The U.N. humanitarian coordination office said over 230,000 people on Yemen’s mainland would be exposed to high winds and heavy rainfall, with the governorates of Abyan and Al Bayda most at risk.

Aid efforts in Yemen are hampered by a seven-month war between a Shi'ite militia based in the capital Sanaa and forces loyal to the exiled government backed by Gulf Arab states.

Planes bearing food and tents from Oman, Kuwait, the United Arab Emirates and Saudi Arabia have arrived on the island in recent days.

More than a third of Socotra's population, 18,000 people, were displaced by Chapala, according to the United Nations.

The freak back-to-back storms are caused by the "Indian Ocean dipole," a weather phenomenon similar to a regional El Nino, caused when surface sea temperatures are higher than normal.

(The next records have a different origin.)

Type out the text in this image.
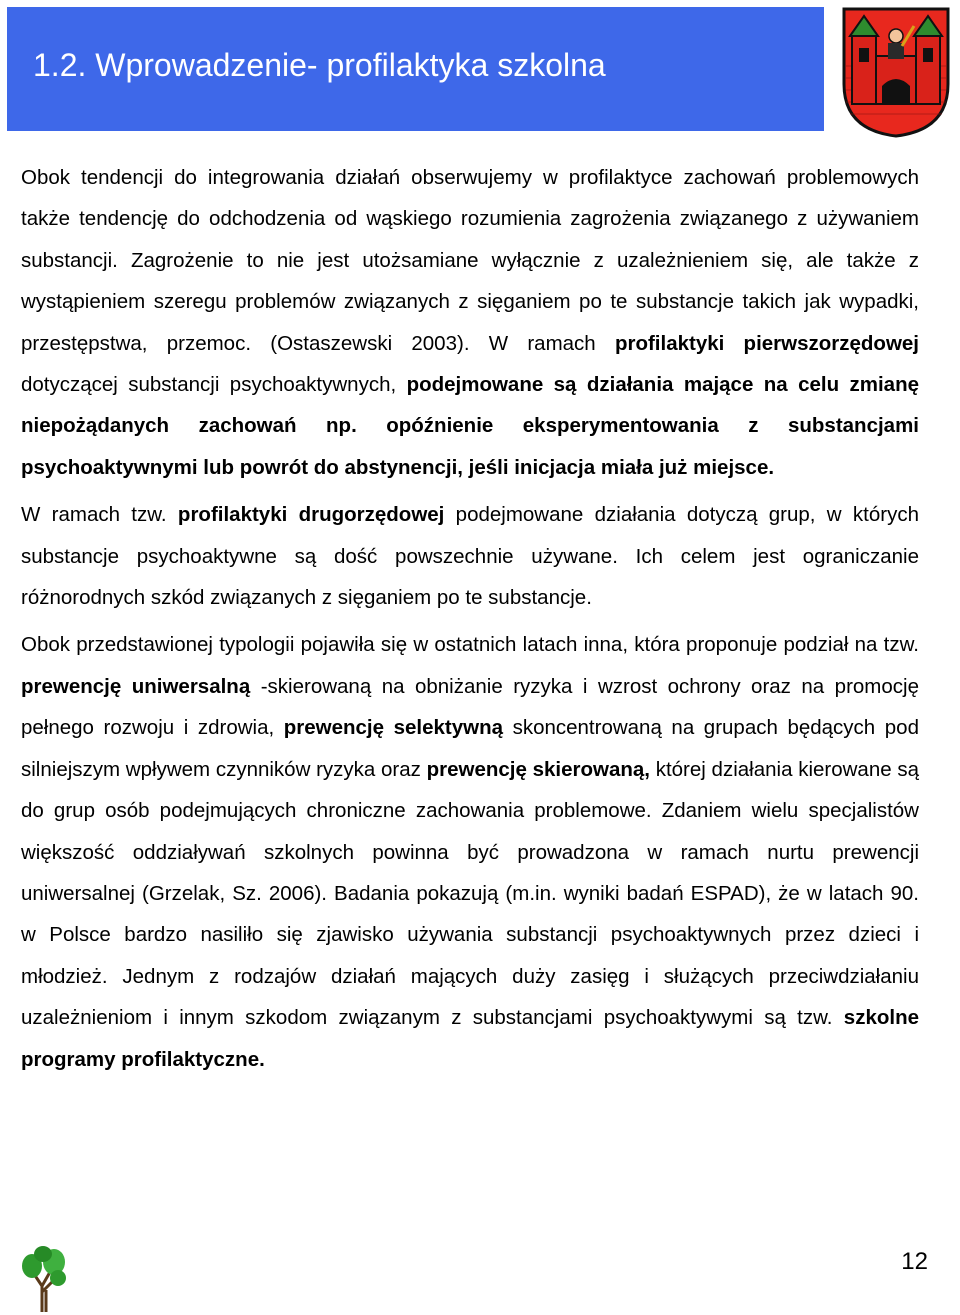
1.2. Wprowadzenie- profilaktyka szkolna

Obok tendencji do integrowania działań obserwujemy w profilaktyce zachowań problemowych także tendencję do odchodzenia od wąskiego rozumienia zagrożenia związanego z używaniem substancji. Zagrożenie to nie jest utożsamiane wyłącznie z uzależnieniem się, ale także z wystąpieniem szeregu problemów związanych z sięganiem po te substancje takich jak wypadki, przestępstwa, przemoc. (Ostaszewski 2003). W ramach profilaktyki pierwszorzędowej dotyczącej substancji psychoaktywnych, podejmowane są działania mające na celu zmianę niepożądanych zachowań np. opóźnienie eksperymentowania z substancjami psychoaktywnymi lub powrót do abstynencji, jeśli inicjacja miała już miejsce.

W ramach tzw. profilaktyki drugorzędowej podejmowane działania dotyczą grup, w których substancje psychoaktywne są dość powszechnie używane. Ich celem jest ograniczanie różnorodnych szkód związanych z sięganiem po te substancje.

Obok przedstawionej typologii pojawiła się w ostatnich latach inna, która proponuje podział na tzw. prewencję uniwersalną -skierowaną na obniżanie ryzyka i wzrost ochrony oraz na promocję pełnego rozwoju i zdrowia, prewencję selektywną skoncentrowaną na grupach będących pod silniejszym wpływem czynników ryzyka oraz prewencję skierowaną, której działania kierowane są do grup osób podejmujących chroniczne zachowania problemowe. Zdaniem wielu specjalistów większość oddziaływań szkolnych powinna być prowadzona w ramach nurtu prewencji uniwersalnej (Grzelak, Sz. 2006). Badania pokazują (m.in. wyniki badań ESPAD), że w latach 90. w Polsce bardzo nasiliło się zjawisko używania substancji psychoaktywnych przez dzieci i młodzież. Jednym z rodzajów działań mających duży zasięg i służących przeciwdziałaniu uzależnieniom i innym szkodom związanym z substancjami psychoaktywymi są tzw. szkolne programy profilaktyczne.

12
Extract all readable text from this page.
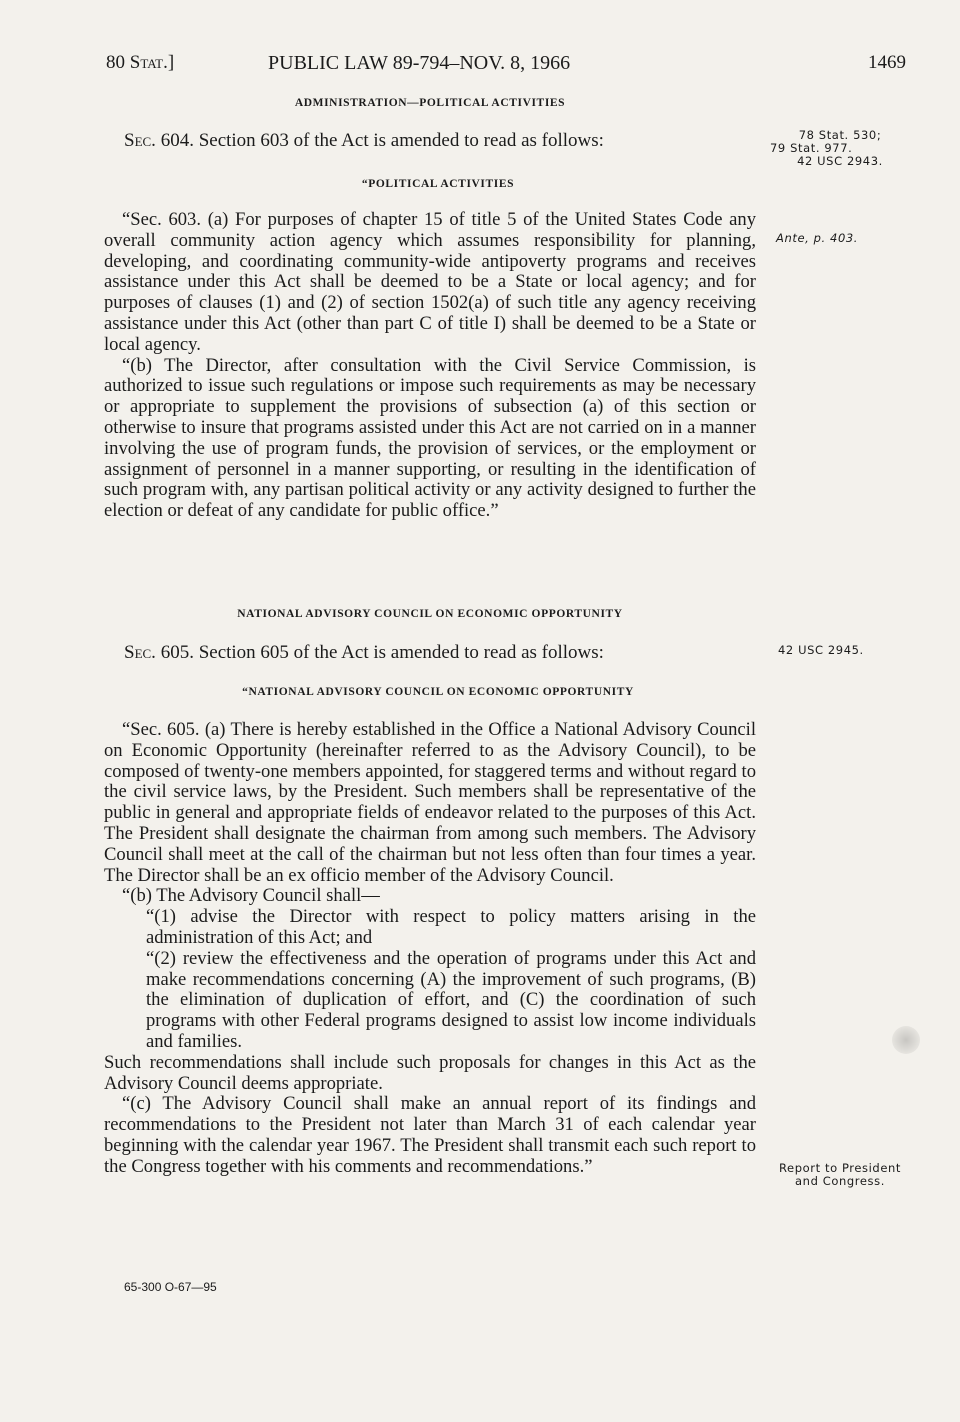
80 Stat.]	PUBLIC LAW 89-794–NOV. 8, 1966	1469
ADMINISTRATION—POLITICAL ACTIVITIES
Sec. 604. Section 603 of the Act is amended to read as follows:
“POLITICAL ACTIVITIES

“Sec. 603. (a) For purposes of chapter 15 of title 5 of the United States Code any overall community action agency which assumes responsibility for planning, developing, and coordinating community-wide antipoverty programs and receives assistance under this Act shall be deemed to be a State or local agency; and for purposes of clauses (1) and (2) of section 1502(a) of such title any agency receiving assistance under this Act (other than part C of title I) shall be deemed to be a State or local agency.

“(b) The Director, after consultation with the Civil Service Commission, is authorized to issue such regulations or impose such requirements as may be necessary or appropriate to supplement the provisions of subsection (a) of this section or otherwise to insure that programs assisted under this Act are not carried on in a manner involving the use of program funds, the provision of services, or the employment or assignment of personnel in a manner supporting, or resulting in the identification of such program with, any partisan political activity or any activity designed to further the election or defeat of any candidate for public office.”

NATIONAL ADVISORY COUNCIL ON ECONOMIC OPPORTUNITY
Sec. 605. Section 605 of the Act is amended to read as follows:
“NATIONAL ADVISORY COUNCIL ON ECONOMIC OPPORTUNITY

“Sec. 605. (a) There is hereby established in the Office a National Advisory Council on Economic Opportunity (hereinafter referred to as the Advisory Council), to be composed of twenty-one members appointed, for staggered terms and without regard to the civil service laws, by the President. Such members shall be representative of the public in general and appropriate fields of endeavor related to the purposes of this Act. The President shall designate the chairman from among such members. The Advisory Council shall meet at the call of the chairman but not less often than four times a year. The Director shall be an ex officio member of the Advisory Council.

“(b) The Advisory Council shall—

“(1) advise the Director with respect to policy matters arising in the administration of this Act; and

“(2) review the effectiveness and the operation of programs under this Act and make recommendations concerning (A) the improvement of such programs, (B) the elimination of duplication of effort, and (C) the coordination of such programs with other Federal programs designed to assist low income individuals and families.

Such recommendations shall include such proposals for changes in this Act as the Advisory Council deems appropriate.

“(c) The Advisory Council shall make an annual report of its findings and recommendations to the President not later than March 31 of each calendar year beginning with the calendar year 1967. The President shall transmit each such report to the Congress together with his comments and recommendations.”

78 Stat. 530;
79 Stat. 977.
42 USC 2943.
Ante, p. 403.
42 USC 2945.
Report to President and Congress.
65-300 O-67—95
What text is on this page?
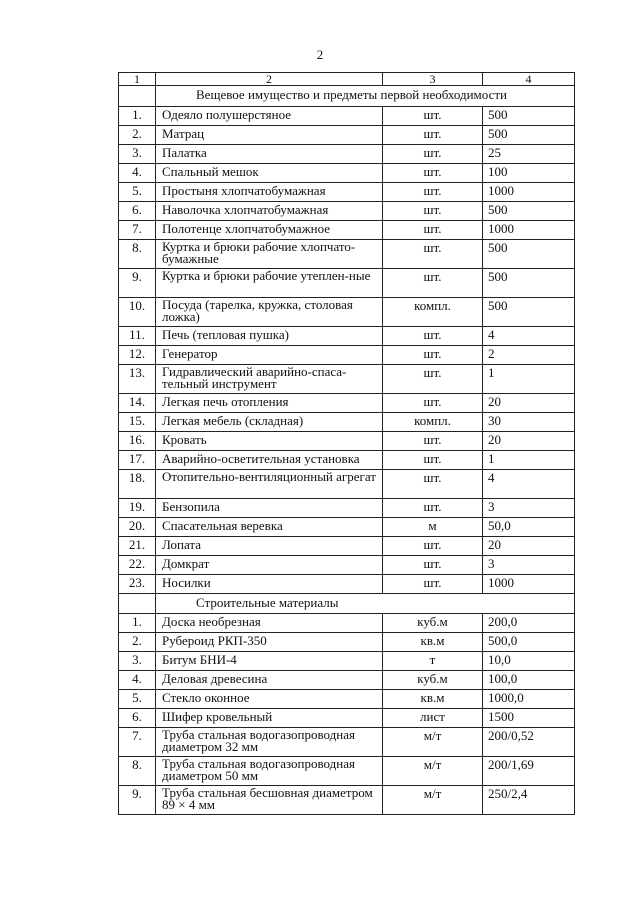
2
1	2	3	4
	Вещевое имущество и предметы первой необходимости		
1.	Одеяло полушерстяное	шт.	500
2.	Матрац	шт.	500
3.	Палатка	шт.	25
4.	Спальный мешок	шт.	100
5.	Простыня хлопчатобумажная	шт.	1000
6.	Наволочка хлопчатобумажная	шт.	500
7.	Полотенце хлопчатобумажное	шт.	1000
8.	Куртка и брюки рабочие хлопчато-бумажные	шт.	500
9.	Куртка и брюки рабочие утеплен-ные	шт.	500
10.	Посуда (тарелка, кружка, столовая ложка)	компл.	500
11.	Печь (тепловая пушка)	шт.	4
12.	Генератор	шт.	2
13.	Гидравлический аварийно-спаса-тельный инструмент	шт.	1
14.	Легкая печь отопления	шт.	20
15.	Легкая мебель (складная)	компл.	30
16.	Кровать	шт.	20
17.	Аварийно-осветительная установка	шт.	1
18.	Отопительно-вентиляционный агрегат	шт.	4
19.	Бензопила	шт.	3
20.	Спасательная веревка	м	50,0
21.	Лопата	шт.	20
22.	Домкрат	шт.	3
23.	Носилки	шт.	1000
	Строительные материалы		
1.	Доска необрезная	куб.м	200,0
2.	Рубероид РКП-350	кв.м	500,0
3.	Битум БНИ-4	т	10,0
4.	Деловая древесина	куб.м	100,0
5.	Стекло оконное	кв.м	1000,0
6.	Шифер кровельный	лист	1500
7.	Труба стальная водогазопроводная диаметром 32 мм	м/т	200/0,52
8.	Труба стальная водогазопроводная диаметром 50 мм	м/т	200/1,69
9.	Труба стальная бесшовная диаметром 89 × 4 мм	м/т	250/2,4
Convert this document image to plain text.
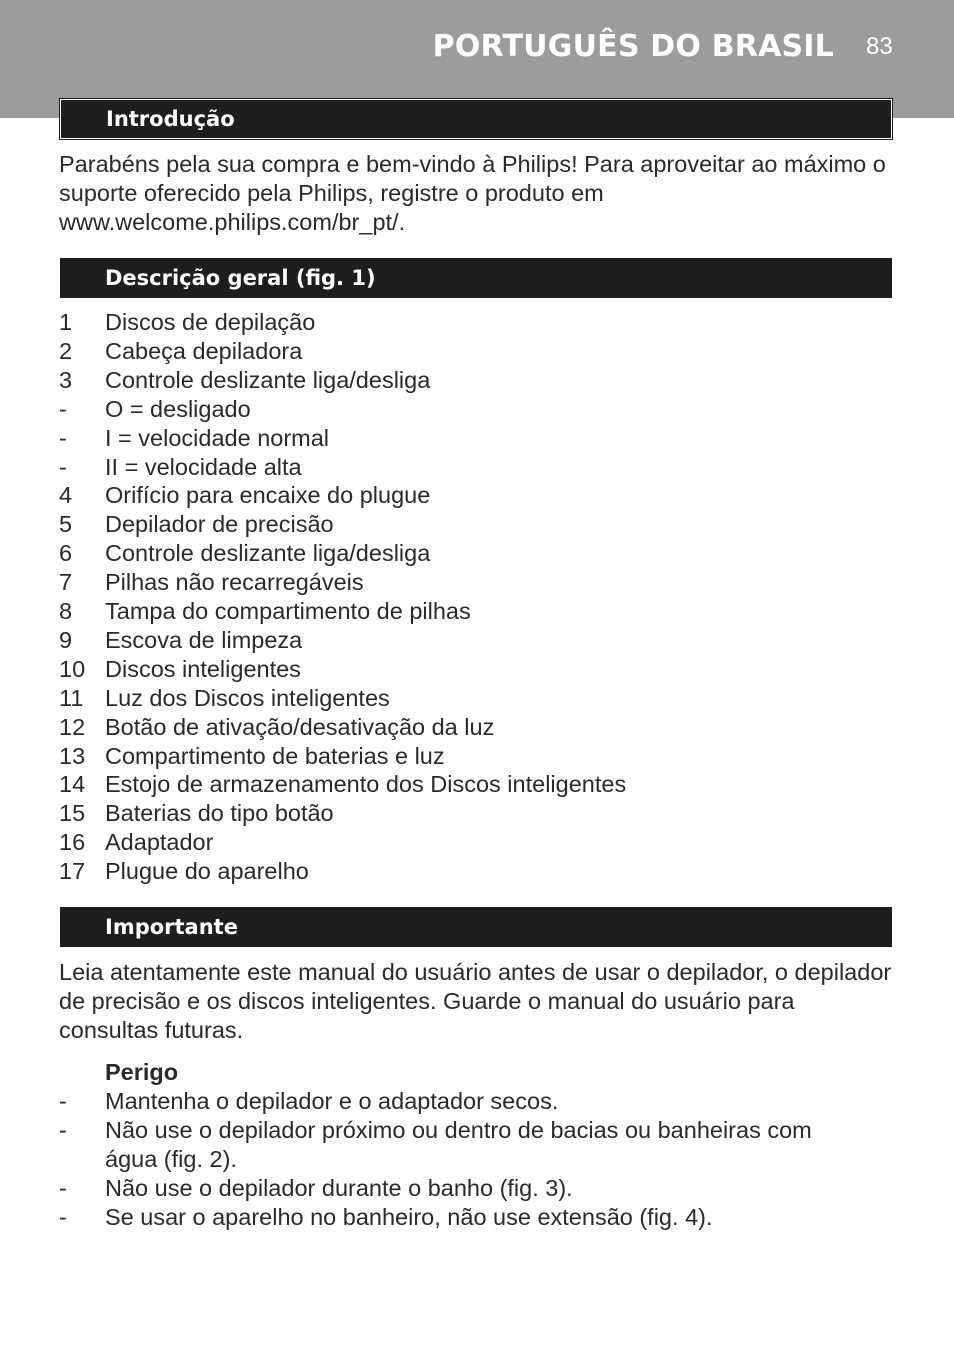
PORTUGUÊS DO BRASIL 83
Introdução

Parabéns pela sua compra e bem-vindo à Philips! Para aproveitar ao máximo o suporte oferecido pela Philips, registre o produto em www.welcome.philips.com/br_pt/.

Descrição geral (fig. 1)
1 Discos de depilação
2 Cabeça depiladora
3 Controle deslizante liga/desliga
- O = desligado
- I = velocidade normal
- II = velocidade alta
4 Orifício para encaixe do plugue
5 Depilador de precisão
6 Controle deslizante liga/desliga
7 Pilhas não recarregáveis
8 Tampa do compartimento de pilhas
9 Escova de limpeza
10 Discos inteligentes
11 Luz dos Discos inteligentes
12 Botão de ativação/desativação da luz
13 Compartimento de baterias e luz
14 Estojo de armazenamento dos Discos inteligentes
15 Baterias do tipo botão
16 Adaptador
17 Plugue do aparelho
Importante

Leia atentamente este manual do usuário antes de usar o depilador, o depilador de precisão e os discos inteligentes. Guarde o manual do usuário para consultas futuras.

Perigo
- Mantenha o depilador e o adaptador secos.
- Não use o depilador próximo ou dentro de bacias ou banheiras com água (fig. 2).
- Não use o depilador durante o banho (fig. 3).
- Se usar o aparelho no banheiro, não use extensão (fig. 4).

Socotra, 380 km (238 miles) off Yemen in the Arabian Sea, is about the size of the U.S. state of Rhode Island and home to 50,000 residents who have long been isolated from the mainland and speak their own language, Socotri.

Sometimes likened to the Galapagos islands, Socotra hosts hundreds of unique plant species.

But Alarqbi of the Environment office said the storms have damaged reefs, eroded soil and uprooted many rare plants including the already threatened and otherworldly looking "dragon blood" trees, whose red sap gives them their name.

The U.S. Navy's Pearl Harbor-based Joint Typhoon Warning Center said the storm had reached maximum gusts of 232 km (144 miles) per hour, equivalent to a category 4 hurricane.